= Daniel Macdonald (missionary) =

Scottish-Australian missionary (1846–1927)

Daniel Macdonald (4 March 1846 – 18 April 1927) was a missionary to the New Hebrides (now Vanuatu). He was born in Alloa, Scotland, but migrated to Ballarat, Victoria. He studied at the Presbyterian Theological Hall in Melbourne, and was the first Australian-trained Presbyterian missionary to the New Hebrides.

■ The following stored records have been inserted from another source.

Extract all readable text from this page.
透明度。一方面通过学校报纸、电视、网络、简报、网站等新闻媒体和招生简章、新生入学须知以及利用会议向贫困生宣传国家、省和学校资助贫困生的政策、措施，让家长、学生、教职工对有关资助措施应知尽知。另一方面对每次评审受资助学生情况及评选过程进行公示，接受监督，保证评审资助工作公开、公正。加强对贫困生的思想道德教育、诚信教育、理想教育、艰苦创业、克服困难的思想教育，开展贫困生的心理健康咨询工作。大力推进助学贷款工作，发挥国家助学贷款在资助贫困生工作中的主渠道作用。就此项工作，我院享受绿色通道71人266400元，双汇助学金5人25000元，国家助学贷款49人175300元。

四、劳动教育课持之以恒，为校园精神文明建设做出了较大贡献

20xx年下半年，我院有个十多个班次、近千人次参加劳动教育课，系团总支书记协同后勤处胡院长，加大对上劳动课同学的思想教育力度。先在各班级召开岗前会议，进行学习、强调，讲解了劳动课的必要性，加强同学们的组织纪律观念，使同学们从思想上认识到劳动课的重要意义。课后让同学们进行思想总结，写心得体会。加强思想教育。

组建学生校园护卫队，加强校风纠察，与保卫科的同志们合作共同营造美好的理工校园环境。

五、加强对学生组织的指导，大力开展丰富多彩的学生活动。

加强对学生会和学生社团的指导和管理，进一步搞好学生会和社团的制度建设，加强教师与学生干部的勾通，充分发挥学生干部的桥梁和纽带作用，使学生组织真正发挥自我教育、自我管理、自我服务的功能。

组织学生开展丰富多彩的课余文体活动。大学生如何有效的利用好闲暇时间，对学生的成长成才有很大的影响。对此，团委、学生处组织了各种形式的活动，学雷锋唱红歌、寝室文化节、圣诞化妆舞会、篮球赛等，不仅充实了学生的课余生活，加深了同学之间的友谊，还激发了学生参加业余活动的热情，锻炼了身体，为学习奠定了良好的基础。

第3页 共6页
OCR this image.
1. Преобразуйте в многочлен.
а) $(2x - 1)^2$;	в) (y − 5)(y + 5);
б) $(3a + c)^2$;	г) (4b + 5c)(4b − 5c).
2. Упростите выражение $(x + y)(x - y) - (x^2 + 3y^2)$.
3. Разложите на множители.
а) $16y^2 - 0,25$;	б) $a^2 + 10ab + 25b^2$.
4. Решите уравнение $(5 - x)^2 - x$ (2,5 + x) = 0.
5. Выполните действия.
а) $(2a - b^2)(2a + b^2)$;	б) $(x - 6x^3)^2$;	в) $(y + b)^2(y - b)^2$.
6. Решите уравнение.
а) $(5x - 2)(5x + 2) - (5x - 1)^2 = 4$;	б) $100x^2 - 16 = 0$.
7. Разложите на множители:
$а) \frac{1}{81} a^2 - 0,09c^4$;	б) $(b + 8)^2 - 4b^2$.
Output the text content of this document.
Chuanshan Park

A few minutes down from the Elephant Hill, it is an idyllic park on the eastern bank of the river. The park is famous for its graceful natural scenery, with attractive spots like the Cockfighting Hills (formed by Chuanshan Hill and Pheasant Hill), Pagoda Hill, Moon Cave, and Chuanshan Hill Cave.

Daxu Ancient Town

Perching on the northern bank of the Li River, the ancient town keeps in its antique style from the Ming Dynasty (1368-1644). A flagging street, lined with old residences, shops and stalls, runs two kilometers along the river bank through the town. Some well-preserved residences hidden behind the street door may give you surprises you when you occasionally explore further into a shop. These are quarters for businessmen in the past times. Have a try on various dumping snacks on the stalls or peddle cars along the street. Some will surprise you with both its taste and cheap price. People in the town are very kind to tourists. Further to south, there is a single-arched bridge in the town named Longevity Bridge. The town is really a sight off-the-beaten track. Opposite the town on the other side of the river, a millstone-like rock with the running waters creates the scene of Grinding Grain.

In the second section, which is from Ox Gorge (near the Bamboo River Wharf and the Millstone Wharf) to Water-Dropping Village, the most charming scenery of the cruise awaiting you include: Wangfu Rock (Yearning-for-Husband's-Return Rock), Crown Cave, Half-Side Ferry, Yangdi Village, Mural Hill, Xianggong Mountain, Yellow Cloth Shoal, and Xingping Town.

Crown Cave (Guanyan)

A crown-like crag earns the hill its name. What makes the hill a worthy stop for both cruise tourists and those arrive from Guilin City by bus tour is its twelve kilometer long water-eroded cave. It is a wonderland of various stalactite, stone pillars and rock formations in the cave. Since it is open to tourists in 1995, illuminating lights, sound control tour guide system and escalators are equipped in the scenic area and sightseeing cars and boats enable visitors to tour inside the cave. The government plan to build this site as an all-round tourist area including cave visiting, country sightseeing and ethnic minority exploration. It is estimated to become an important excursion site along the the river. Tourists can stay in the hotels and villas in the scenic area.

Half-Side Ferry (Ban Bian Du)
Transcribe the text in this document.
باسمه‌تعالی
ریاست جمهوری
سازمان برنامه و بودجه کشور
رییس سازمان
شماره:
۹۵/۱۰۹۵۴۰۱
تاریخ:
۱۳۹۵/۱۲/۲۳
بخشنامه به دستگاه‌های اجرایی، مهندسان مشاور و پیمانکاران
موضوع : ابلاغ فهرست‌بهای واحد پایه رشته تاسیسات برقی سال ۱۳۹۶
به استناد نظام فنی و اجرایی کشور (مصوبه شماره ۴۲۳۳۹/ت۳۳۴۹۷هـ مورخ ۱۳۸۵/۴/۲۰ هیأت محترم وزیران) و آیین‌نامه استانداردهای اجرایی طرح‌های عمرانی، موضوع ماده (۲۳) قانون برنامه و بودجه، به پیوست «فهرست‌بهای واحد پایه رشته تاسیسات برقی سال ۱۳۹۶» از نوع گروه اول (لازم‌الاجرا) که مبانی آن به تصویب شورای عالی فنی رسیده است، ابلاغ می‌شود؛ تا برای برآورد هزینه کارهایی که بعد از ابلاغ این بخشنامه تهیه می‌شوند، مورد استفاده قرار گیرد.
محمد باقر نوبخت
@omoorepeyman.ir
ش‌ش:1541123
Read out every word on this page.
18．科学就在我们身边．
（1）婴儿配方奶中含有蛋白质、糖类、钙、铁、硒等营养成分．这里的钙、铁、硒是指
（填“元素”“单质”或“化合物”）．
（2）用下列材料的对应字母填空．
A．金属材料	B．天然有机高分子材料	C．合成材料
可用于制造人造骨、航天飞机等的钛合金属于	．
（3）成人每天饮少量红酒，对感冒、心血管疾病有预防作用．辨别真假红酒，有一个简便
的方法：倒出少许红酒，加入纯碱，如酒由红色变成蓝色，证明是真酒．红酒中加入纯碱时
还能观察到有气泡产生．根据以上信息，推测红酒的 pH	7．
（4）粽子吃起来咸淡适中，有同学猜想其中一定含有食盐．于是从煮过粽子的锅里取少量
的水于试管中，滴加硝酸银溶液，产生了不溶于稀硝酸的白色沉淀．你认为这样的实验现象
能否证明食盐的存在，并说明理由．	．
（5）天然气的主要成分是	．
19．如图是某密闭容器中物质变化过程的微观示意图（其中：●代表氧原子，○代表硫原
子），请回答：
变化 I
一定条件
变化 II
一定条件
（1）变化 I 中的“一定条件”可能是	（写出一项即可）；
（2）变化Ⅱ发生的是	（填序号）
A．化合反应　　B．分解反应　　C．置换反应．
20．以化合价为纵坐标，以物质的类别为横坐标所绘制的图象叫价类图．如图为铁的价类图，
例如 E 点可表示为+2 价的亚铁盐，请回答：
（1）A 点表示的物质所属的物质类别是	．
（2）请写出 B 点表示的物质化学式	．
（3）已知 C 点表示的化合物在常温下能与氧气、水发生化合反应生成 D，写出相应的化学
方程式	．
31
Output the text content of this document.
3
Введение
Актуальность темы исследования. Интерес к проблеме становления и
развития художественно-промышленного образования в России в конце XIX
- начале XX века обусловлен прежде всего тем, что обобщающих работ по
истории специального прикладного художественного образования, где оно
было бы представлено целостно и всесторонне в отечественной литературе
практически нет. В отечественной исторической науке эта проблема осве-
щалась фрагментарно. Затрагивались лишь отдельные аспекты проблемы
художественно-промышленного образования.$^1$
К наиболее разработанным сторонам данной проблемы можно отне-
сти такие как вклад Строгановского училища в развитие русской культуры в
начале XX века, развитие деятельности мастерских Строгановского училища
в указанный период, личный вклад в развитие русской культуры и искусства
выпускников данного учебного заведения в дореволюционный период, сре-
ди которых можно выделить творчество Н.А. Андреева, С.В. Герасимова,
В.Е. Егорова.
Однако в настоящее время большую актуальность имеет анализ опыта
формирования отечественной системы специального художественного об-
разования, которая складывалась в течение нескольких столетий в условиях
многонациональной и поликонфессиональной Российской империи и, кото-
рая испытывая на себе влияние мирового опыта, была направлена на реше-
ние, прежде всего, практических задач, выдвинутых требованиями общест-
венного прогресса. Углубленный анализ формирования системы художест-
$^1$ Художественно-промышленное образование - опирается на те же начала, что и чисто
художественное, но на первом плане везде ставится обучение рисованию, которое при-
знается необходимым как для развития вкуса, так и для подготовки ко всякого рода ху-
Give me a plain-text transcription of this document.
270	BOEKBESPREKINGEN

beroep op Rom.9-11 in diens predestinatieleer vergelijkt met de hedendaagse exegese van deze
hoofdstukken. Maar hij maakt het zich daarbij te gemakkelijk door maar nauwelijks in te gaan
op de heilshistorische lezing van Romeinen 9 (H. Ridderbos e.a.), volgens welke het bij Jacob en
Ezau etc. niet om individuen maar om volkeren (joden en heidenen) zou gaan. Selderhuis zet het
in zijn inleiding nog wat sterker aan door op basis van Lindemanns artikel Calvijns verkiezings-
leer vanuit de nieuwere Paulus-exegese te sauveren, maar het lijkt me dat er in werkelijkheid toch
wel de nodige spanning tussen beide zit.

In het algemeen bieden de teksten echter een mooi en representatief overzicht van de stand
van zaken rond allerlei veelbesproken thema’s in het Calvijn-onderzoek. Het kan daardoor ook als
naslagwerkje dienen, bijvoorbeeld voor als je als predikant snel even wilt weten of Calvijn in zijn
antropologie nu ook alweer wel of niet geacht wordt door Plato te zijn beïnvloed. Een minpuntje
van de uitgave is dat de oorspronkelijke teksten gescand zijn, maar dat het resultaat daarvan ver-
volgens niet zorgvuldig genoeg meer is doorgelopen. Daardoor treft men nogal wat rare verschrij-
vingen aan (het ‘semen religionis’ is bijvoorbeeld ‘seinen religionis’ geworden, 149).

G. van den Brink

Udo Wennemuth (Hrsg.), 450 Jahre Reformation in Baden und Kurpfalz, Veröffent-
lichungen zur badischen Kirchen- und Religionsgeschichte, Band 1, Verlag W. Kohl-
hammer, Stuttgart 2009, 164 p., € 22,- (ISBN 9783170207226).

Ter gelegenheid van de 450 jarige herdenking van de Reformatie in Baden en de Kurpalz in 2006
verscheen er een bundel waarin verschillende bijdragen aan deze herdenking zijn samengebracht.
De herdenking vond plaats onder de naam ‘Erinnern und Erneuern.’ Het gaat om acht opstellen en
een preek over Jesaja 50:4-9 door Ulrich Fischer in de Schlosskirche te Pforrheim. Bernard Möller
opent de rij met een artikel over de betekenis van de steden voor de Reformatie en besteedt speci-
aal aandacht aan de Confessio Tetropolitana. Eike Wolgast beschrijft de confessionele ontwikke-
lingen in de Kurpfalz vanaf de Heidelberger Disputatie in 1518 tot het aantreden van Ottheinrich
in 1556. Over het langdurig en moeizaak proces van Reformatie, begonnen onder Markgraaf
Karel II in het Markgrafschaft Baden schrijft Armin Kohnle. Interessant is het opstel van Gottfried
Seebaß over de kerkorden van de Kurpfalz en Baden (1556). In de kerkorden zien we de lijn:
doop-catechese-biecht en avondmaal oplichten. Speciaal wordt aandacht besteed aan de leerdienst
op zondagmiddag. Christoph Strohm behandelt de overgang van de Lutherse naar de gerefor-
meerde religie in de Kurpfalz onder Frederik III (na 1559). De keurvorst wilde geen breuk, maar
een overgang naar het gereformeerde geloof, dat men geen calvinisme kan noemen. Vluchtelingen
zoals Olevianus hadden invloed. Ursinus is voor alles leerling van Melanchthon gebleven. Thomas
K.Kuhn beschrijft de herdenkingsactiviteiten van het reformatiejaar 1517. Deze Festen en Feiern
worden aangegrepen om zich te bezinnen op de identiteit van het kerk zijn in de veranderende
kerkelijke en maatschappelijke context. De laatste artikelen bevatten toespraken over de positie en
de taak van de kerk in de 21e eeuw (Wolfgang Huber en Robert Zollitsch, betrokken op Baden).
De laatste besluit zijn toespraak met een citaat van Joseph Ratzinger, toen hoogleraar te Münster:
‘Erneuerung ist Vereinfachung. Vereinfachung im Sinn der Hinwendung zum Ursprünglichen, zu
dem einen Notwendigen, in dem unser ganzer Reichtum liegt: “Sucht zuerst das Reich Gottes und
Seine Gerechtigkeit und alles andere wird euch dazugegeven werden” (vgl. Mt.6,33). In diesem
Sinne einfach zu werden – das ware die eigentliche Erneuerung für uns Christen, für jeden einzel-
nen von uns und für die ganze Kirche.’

Macdonald served at Port Havannah on the island of Efate from 1872 to 1905. He was the "most notable linguist in the history of the New Hebrides Mission", and was the "organising translator-editor" of the Nguna-Efate Old Testament published in 1908. He, John W. Mackenzie, and Peter Milne each contributed approximately one third of the translation. Macdonald espoused the idea that Oceanic languages were of Semitic origin, and promoted a hybrid Efatese language. He and Milne were involved in a feud that lasted for more than fifteen years, which started with a disagreement over how to translate the word "God" in the local language.

Macdonald was a major promoter of the Australasian New Hebrides Company which was founded in 1889, lobbying prominent Australian businesspeople and members of parliament to invest in the firm in order to forestall French influence in the New Hebrides.

Macdonald was awarded a Doctor of Divinity degree from McGill University, and served as moderator of the Presbyterian Church of Victoria in 1896.

He married Elizabeth Keir Geddie, daughter of missionary Rev. John Geddie.